Nepal has no proper control over pesticide usagePesticides and other chemicals used during the production of vegetables and fruits often do more harm than good.
Nepal has been importing pesticides since the 1950s. Chemicals such as dichlorodiphenyltrichloroethane, Gammexene and nicotine sulfates were initially used to control malaria; but today, almost 70 years later, the use of pesticides has dominated our agricultural practices. Instead of nipping it in the bud, we have let the use of pesticides become central to our farming, even though it poses multiple health risks.
Pesticides and other chemicals used during the production of vegetables and fruits often do more harm than good. Amidst the rising issue of pesticide usage, I remember one Indian advertisement stating, ‘Either you are eating food or [the] food is eating you’. This level of consciousness must be developed among consumers. Given the rising demand for food and non-increasing land, the use of pesticides to increase agricultural productivity is high. Agriculture intensification is the process of increasing production per unit of input, which may include labour, land, time, or seed, among others. Technologies could be labour-intensive or chemical inputs-intensive. Nepali agriculture is chemical-intensive, and the use of chemicals in the sector is an ever-growing trend.
Simply put, pesticides are chemicals used for killing or repelling unwanted pests, plants or insect. The term pesticide is an overarching term used for chemicals such as fungicide, herbicide, rodenticide, molluscicide, and so on. There is a high potential that these might harm non-target species and circulate in the environment. Whatever their properties may be, pesticides have the ability to accumulate over time and produce a toxic effect that surpasses the safe limit.
A 2014 study by the Nepal Health Research Council found that 90 percent of the pesticides are used in vegetable farming. Many studies in the country related to pesticides reveal that farmers are aware of the health impacts of pesticides but continue to use it because it generates a higher yield—therefore a higher income.
Eating pesticide-laced food is the cause of a wide variety of diseases in humans. The most recognised ones are cancer, disruption in endocrine organs and neurological disorders. Similarly, the number of patients suffering from diabetes is on the rise, too, and consuming foods that contain pesticide residue is often considered one of the primary reasons for it. On a deeper level, pesticide residue could even lead to the damage of cellular DNA, creating mutagenic effects. What’s more, Alzheimer’s, Parkinson’s and other neurodegenerative diseases are aggravated with repeated exposure to pesticides in the diet.
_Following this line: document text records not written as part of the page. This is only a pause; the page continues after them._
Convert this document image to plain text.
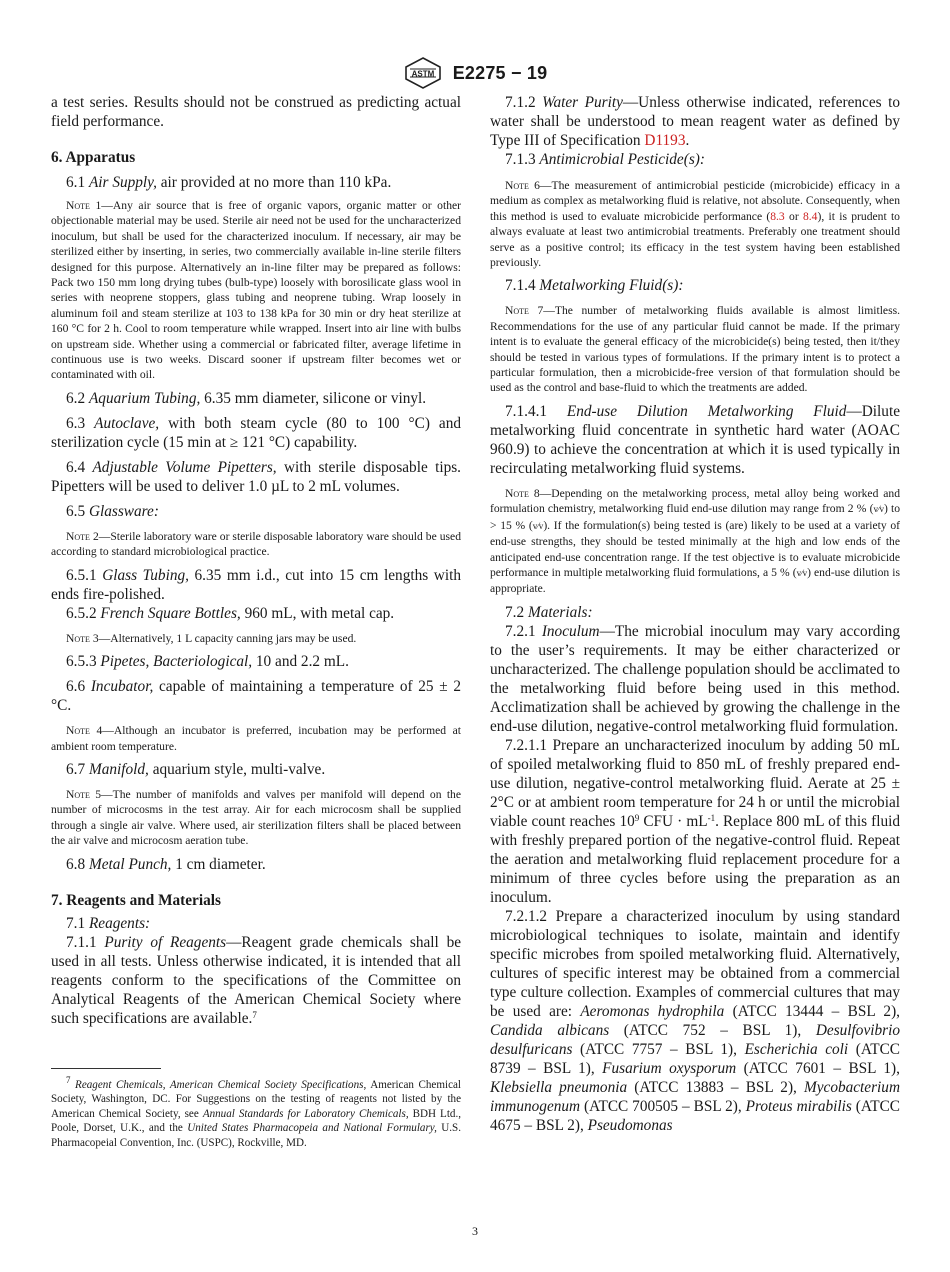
ASTM E2275 − 19

a test series. Results should not be construed as predicting actual field performance.

6. Apparatus

6.1 Air Supply, air provided at no more than 110 kPa.

Note 1—Any air source that is free of organic vapors, organic matter or other objectionable material may be used. Sterile air need not be used for the uncharacterized inoculum, but shall be used for the characterized inoculum. If necessary, air may be sterilized either by inserting, in series, two commercially available in-line sterile filters designed for this purpose. Alternatively an in-line filter may be prepared as follows: Pack two 150 mm long drying tubes (bulb-type) loosely with borosilicate glass wool in series with neoprene stoppers, glass tubing and neoprene tubing. Wrap loosely in aluminum foil and steam sterilize at 103 to 138 kPa for 30 min or dry heat sterilize at 160 °C for 2 h. Cool to room temperature while wrapped. Insert into air line with bulbs on upstream side. Whether using a commercial or fabricated filter, average lifetime in continuous use is two weeks. Discard sooner if upstream filter becomes wet or contaminated with oil.

6.2 Aquarium Tubing, 6.35 mm diameter, silicone or vinyl.

6.3 Autoclave, with both steam cycle (80 to 100 °C) and sterilization cycle (15 min at ≥ 121 °C) capability.

6.4 Adjustable Volume Pipetters, with sterile disposable tips. Pipetters will be used to deliver 1.0 µL to 2 mL volumes.

6.5 Glassware:

Note 2—Sterile laboratory ware or sterile disposable laboratory ware should be used according to standard microbiological practice.

6.5.1 Glass Tubing, 6.35 mm i.d., cut into 15 cm lengths with ends fire-polished.

6.5.2 French Square Bottles, 960 mL, with metal cap.

Note 3—Alternatively, 1 L capacity canning jars may be used.

6.5.3 Pipetes, Bacteriological, 10 and 2.2 mL.

6.6 Incubator, capable of maintaining a temperature of 25 ± 2 °C.

Note 4—Although an incubator is preferred, incubation may be performed at ambient room temperature.

6.7 Manifold, aquarium style, multi-valve.

Note 5—The number of manifolds and valves per manifold will depend on the number of microcosms in the test array. Air for each microcosm shall be supplied through a single air valve. Where used, air sterilization filters shall be placed between the air valve and microcosm aeration tube.

6.8 Metal Punch, 1 cm diameter.

7. Reagents and Materials

7.1 Reagents:

7.1.1 Purity of Reagents—Reagent grade chemicals shall be used in all tests. Unless otherwise indicated, it is intended that all reagents conform to the specifications of the Committee on Analytical Reagents of the American Chemical Society where such specifications are available.$^7$

$^7$ Reagent Chemicals, American Chemical Society Specifications, American Chemical Society, Washington, DC. For Suggestions on the testing of reagents not listed by the American Chemical Society, see Annual Standards for Laboratory Chemicals, BDH Ltd., Poole, Dorset, U.K., and the United States Pharmacopeia and National Formulary, U.S. Pharmacopeial Convention, Inc. (USPC), Rockville, MD.

7.1.2 Water Purity—Unless otherwise indicated, references to water shall be understood to mean reagent water as defined by Type III of Specification D1193.

7.1.3 Antimicrobial Pesticide(s):

Note 6—The measurement of antimicrobial pesticide (microbicide) efficacy in a medium as complex as metalworking fluid is relative, not absolute. Consequently, when this method is used to evaluate microbicide performance (8.3 or 8.4), it is prudent to always evaluate at least two antimicrobial treatments. Preferably one treatment should serve as a positive control; its efficacy in the test system having been established previously.

7.1.4 Metalworking Fluid(s):

Note 7—The number of metalworking fluids available is almost limitless. Recommendations for the use of any particular fluid cannot be made. If the primary intent is to evaluate the general efficacy of the microbicide(s) being tested, then it/they should be tested in various types of formulations. If the primary intent is to protect a particular formulation, then a microbicide-free version of that formulation should be used as the control and base-fluid to which the treatments are added.

7.1.4.1 End-use Dilution Metalworking Fluid—Dilute metalworking fluid concentrate in synthetic hard water (AOAC 960.9) to achieve the concentration at which it is used typically in recirculating metalworking fluid systems.

Note 8—Depending on the metalworking process, metal alloy being worked and formulation chemistry, metalworking fluid end-use dilution may range from 2 % (v⁄v) to > 15 % (v⁄v). If the formulation(s) being tested is (are) likely to be used at a variety of end-use strengths, they should be tested minimally at the high and low ends of the anticipated end-use concentration range. If the test objective is to evaluate microbicide performance in multiple metalworking fluid formulations, a 5 % (v⁄v) end-use dilution is appropriate.

7.2 Materials:

7.2.1 Inoculum—The microbial inoculum may vary according to the user’s requirements. It may be either characterized or uncharacterized. The challenge population should be acclimated to the metalworking fluid before being used in this method. Acclimatization shall be achieved by growing the challenge in the end-use dilution, negative-control metalworking fluid formulation.

7.2.1.1 Prepare an uncharacterized inoculum by adding 50 mL of spoiled metalworking fluid to 850 mL of freshly prepared end-use dilution, negative-control metalworking fluid. Aerate at 25 ± 2°C or at ambient room temperature for 24 h or until the microbial viable count reaches $10^9$ CFU · $mL^{-1}$. Replace 800 mL of this fluid with freshly prepared portion of the negative-control fluid. Repeat the aeration and metalworking fluid replacement procedure for a minimum of three cycles before using the preparation as an inoculum.

7.2.1.2 Prepare a characterized inoculum by using standard microbiological techniques to isolate, maintain and identify specific microbes from spoiled metalworking fluid. Alternatively, cultures of specific interest may be obtained from a commercial type culture collection. Examples of commercial cultures that may be used are: Aeromonas hydrophila (ATCC 13444 – BSL 2), Candida albicans (ATCC 752 – BSL 1), Desulfovibrio desulfuricans (ATCC 7757 – BSL 1), Escherichia coli (ATCC 8739 – BSL 1), Fusarium oxysporum (ATCC 7601 – BSL 1), Klebsiella pneumonia (ATCC 13883 – BSL 2), Mycobacterium immunogenum (ATCC 700505 – BSL 2), Proteus mirabilis (ATCC 4675 – BSL 2), Pseudomonas

3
In the journal article titled Use of Pesticides in Nepal and Impacts on Human Health and Environment, DR Sharma et al reveal that 99 percent of pesticides applied gets unused in the applied area. They either leach into the ground and mix with surface or groundwater, or they evaporate inducing it into the air.
Pesticides ending up in water get dissolved and are consumed by aquatic organisms. These organisms amass pesticides within them. When consumed, such tainted organisms create many disorders.
The ever-growing use of pesticides has caused alarm the world over. Nepal is already a high-risk country due to the lack of control procedures. While other countries adopt the practice of quarantining and conducting pesticide residue tests for farm products, we have been unable to do so. Thanks to the negligence of the concerned authorities in investing in proper labs and updating it with new equipment, the food that enters our kitchen is almost never chemical-free.
Nepal passed the Pesticide Act in 1991, and it forbids the use of banned pesticides and also makes licensing and registering of pesticides mandatory. The act also has the provision of appointing a pesticide inspector, when necessary. Given the massive use of pesticides, the government has initiated Integrated Pesticide Management training for farmers. However, the trainings are being conducted slowly and have not been producing effective results.
Shifting to organic farming is the best option when it comes to avoiding the subtle poison that is pesticide residue. Instead of planting the same crops every year, alternating them year by year could be a more viable option to decrease crop-specific pests. The introduction of bio-pesticides is also a viable option and should be encouraged. More importantly, indigenous knowledge on managing pests should be rediscovered and applied to the agricultural system.
Pathak is a knowledge management and research officer at the Nepal Water Conservation Foundation (NWCF).